V.Srinivas, CIO, Nagarjuna Fertilizers & Chemicals Ltd.
The maturity levels of desktop virtualisation adoption today are certainly better than the preceding four years. There is an increased awareness of the way the VDI project ROI / cost benefit is calculated. This is about moving away from the cost calculation based only on hardware and software product or feature. Now customers are taking cognisance of the overall technology framework and working out a suitable model in deploying an effective VDI solution.
Satish Pendse, President, Highbar Technologies Ltd.
Desktop virtualisation might have reached the desired maturity levels in technical terms; however, it is yet to become as common as server virtualisation.

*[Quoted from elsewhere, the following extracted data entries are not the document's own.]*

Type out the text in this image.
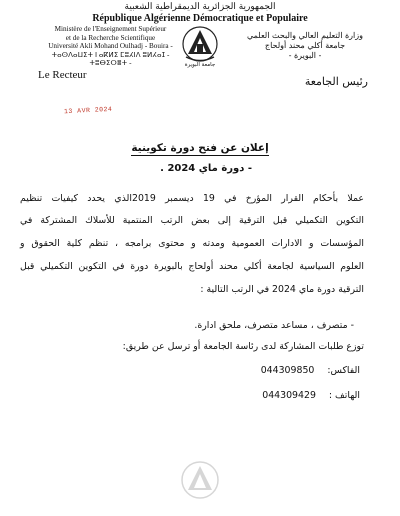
الجمهورية الجزائرية الديمقراطية الشعبية
République Algérienne Démocratique et Populaire
Ministère de l'Enseignement Supérieur
et de la Recherche Scientifique
Université Akli Mohand Oulhadj - Bouira -
ⵜⴰⵙⴷⴰⵡⵉⵜ ⵏ ⴰⴽⵍⵉ ⵎⵓⵃⵏⴷ ⵓⵍⵃⴰⵊ - ⵜⵓⴱⵉⵔⴻⵜ -	جامعة البويرة
وزارة التعليم العالي والبحث العلمي
جامعة أكلي محند أولحاج
- البويرة -
Le Recteur	رئيس الجامعة
13 AVR 2024
إعلان عن فتح دورة تكوينية
- دورة ماي 2024 .
عملا بأحكام القرار المؤرخ في 19 ديسمبر 2019الذي يحدد كيفيات تنظيم
التكوين التكميلي قبل الترقية إلى بعض الرتب المنتمية للأسلاك المشتركة في
المؤسسات و الادارات العمومية ومدته و محتوى برامجه ، تنظم كلية الحقوق و
العلوم السياسية لجامعة أكلي محند أولحاج بالبويرة دورة في التكوين التكميلي قبل
الترقية دورة ماي 2024 في الرتب التالية :
- متصرف ، مساعد متصرف، ملحق ادارة.
توزع طلبات المشاركة لدى رئاسة الجامعة أو ترسل عن طريق:
الفاكس: 044309850
الهاتف : 044309429
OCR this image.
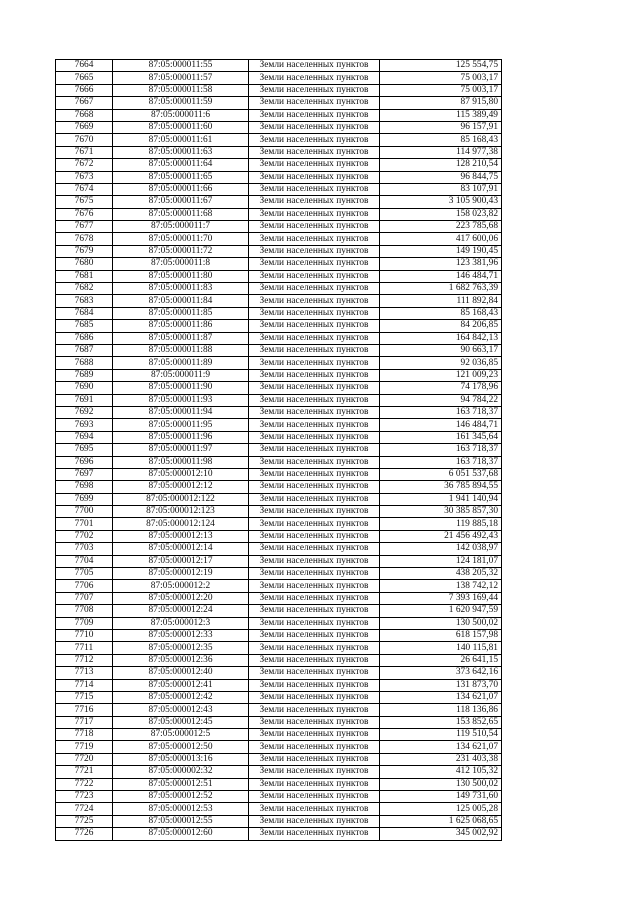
7664	87:05:000011:55	Земли населенных пунктов	125 554,75
7665	87:05:000011:57	Земли населенных пунктов	75 003,17
7666	87:05:000011:58	Земли населенных пунктов	75 003,17
7667	87:05:000011:59	Земли населенных пунктов	87 915,80
7668	87:05:000011:6	Земли населенных пунктов	115 389,49
7669	87:05:000011:60	Земли населенных пунктов	96 157,91
7670	87:05:000011:61	Земли населенных пунктов	85 168,43
7671	87:05:000011:63	Земли населенных пунктов	114 977,38
7672	87:05:000011:64	Земли населенных пунктов	128 210,54
7673	87:05:000011:65	Земли населенных пунктов	96 844,75
7674	87:05:000011:66	Земли населенных пунктов	83 107,91
7675	87:05:000011:67	Земли населенных пунктов	3 105 900,43
7676	87:05:000011:68	Земли населенных пунктов	158 023,82
7677	87:05:000011:7	Земли населенных пунктов	223 785,68
7678	87:05:000011:70	Земли населенных пунктов	417 600,06
7679	87:05:000011:72	Земли населенных пунктов	149 190,45
7680	87:05:000011:8	Земли населенных пунктов	123 381,96
7681	87:05:000011:80	Земли населенных пунктов	146 484,71
7682	87:05:000011:83	Земли населенных пунктов	1 682 763,39
7683	87:05:000011:84	Земли населенных пунктов	111 892,84
7684	87:05:000011:85	Земли населенных пунктов	85 168,43
7685	87:05:000011:86	Земли населенных пунктов	84 206,85
7686	87:05:000011:87	Земли населенных пунктов	164 842,13
7687	87:05:000011:88	Земли населенных пунктов	90 663,17
7688	87:05:000011:89	Земли населенных пунктов	92 036,85
7689	87:05:000011:9	Земли населенных пунктов	121 009,23
7690	87:05:000011:90	Земли населенных пунктов	74 178,96
7691	87:05:000011:93	Земли населенных пунктов	94 784,22
7692	87:05:000011:94	Земли населенных пунктов	163 718,37
7693	87:05:000011:95	Земли населенных пунктов	146 484,71
7694	87:05:000011:96	Земли населенных пунктов	161 345,64
7695	87:05:000011:97	Земли населенных пунктов	163 718,37
7696	87:05:000011:98	Земли населенных пунктов	163 718,37
7697	87:05:000012:10	Земли населенных пунктов	6 051 537,68
7698	87:05:000012:12	Земли населенных пунктов	36 785 894,55
7699	87:05:000012:122	Земли населенных пунктов	1 941 140,94
7700	87:05:000012:123	Земли населенных пунктов	30 385 857,30
7701	87:05:000012:124	Земли населенных пунктов	119 885,18
7702	87:05:000012:13	Земли населенных пунктов	21 456 492,43
7703	87:05:000012:14	Земли населенных пунктов	142 038,97
7704	87:05:000012:17	Земли населенных пунктов	124 181,07
7705	87:05:000012:19	Земли населенных пунктов	438 205,32
7706	87:05:000012:2	Земли населенных пунктов	138 742,12
7707	87:05:000012:20	Земли населенных пунктов	7 393 169,44
7708	87:05:000012:24	Земли населенных пунктов	1 620 947,59
7709	87:05:000012:3	Земли населенных пунктов	130 500,02
7710	87:05:000012:33	Земли населенных пунктов	618 157,98
7711	87:05:000012:35	Земли населенных пунктов	140 115,81
7712	87:05:000012:36	Земли населенных пунктов	26 641,15
7713	87:05:000012:40	Земли населенных пунктов	373 642,16
7714	87:05:000012:41	Земли населенных пунктов	131 873,70
7715	87:05:000012:42	Земли населенных пунктов	134 621,07
7716	87:05:000012:43	Земли населенных пунктов	118 136,86
7717	87:05:000012:45	Земли населенных пунктов	153 852,65
7718	87:05:000012:5	Земли населенных пунктов	119 510,54
7719	87:05:000012:50	Земли населенных пунктов	134 621,07
7720	87:05:000013:16	Земли населенных пунктов	231 403,38
7721	87:05:000002:32	Земли населенных пунктов	412 105,32
7722	87:05:000012:51	Земли населенных пунктов	130 500,02
7723	87:05:000012:52	Земли населенных пунктов	149 731,60
7724	87:05:000012:53	Земли населенных пунктов	125 005,28
7725	87:05:000012:55	Земли населенных пунктов	1 625 068,65
7726	87:05:000012:60	Земли населенных пунктов	345 002,92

For desktop virtualisation to become viable and to fully serve its intended purpose, one needs to have an extremely high number of desktops and ideally at a single location. The number needs to be in thousands. How many organisations satisfy this criterion? Therefore, the small number of organisations limits the true techno-commercial value proposition, and hence obviously, there is not as much penetration as server virtualisation.
Secondly, the use of laptops has increased over desktops, and the laptop users are more mobile.
Arun Sheth, Head - Software Development, GATI-KWE
I do not think desktop virtualisation has reached the required maturity levels, primarily because of cost benefit analysis and ease of usage. The main drawback I see is that desktop virtualisation may affect data security and users may not find it convenient to share their files/data, thereby leading to inefficiency/productivity. In addition, network clogging becomes an issue and performance may decline. To remove this bottleneck, higher investments may be called for.
Nevertheless, desktop virtualisation allows for quick sharing and control of data and multi-user editing/viewing. This would also lead to standardisation of client workstations, thus reducing the aworkload of maintenance on IT Infrastructure.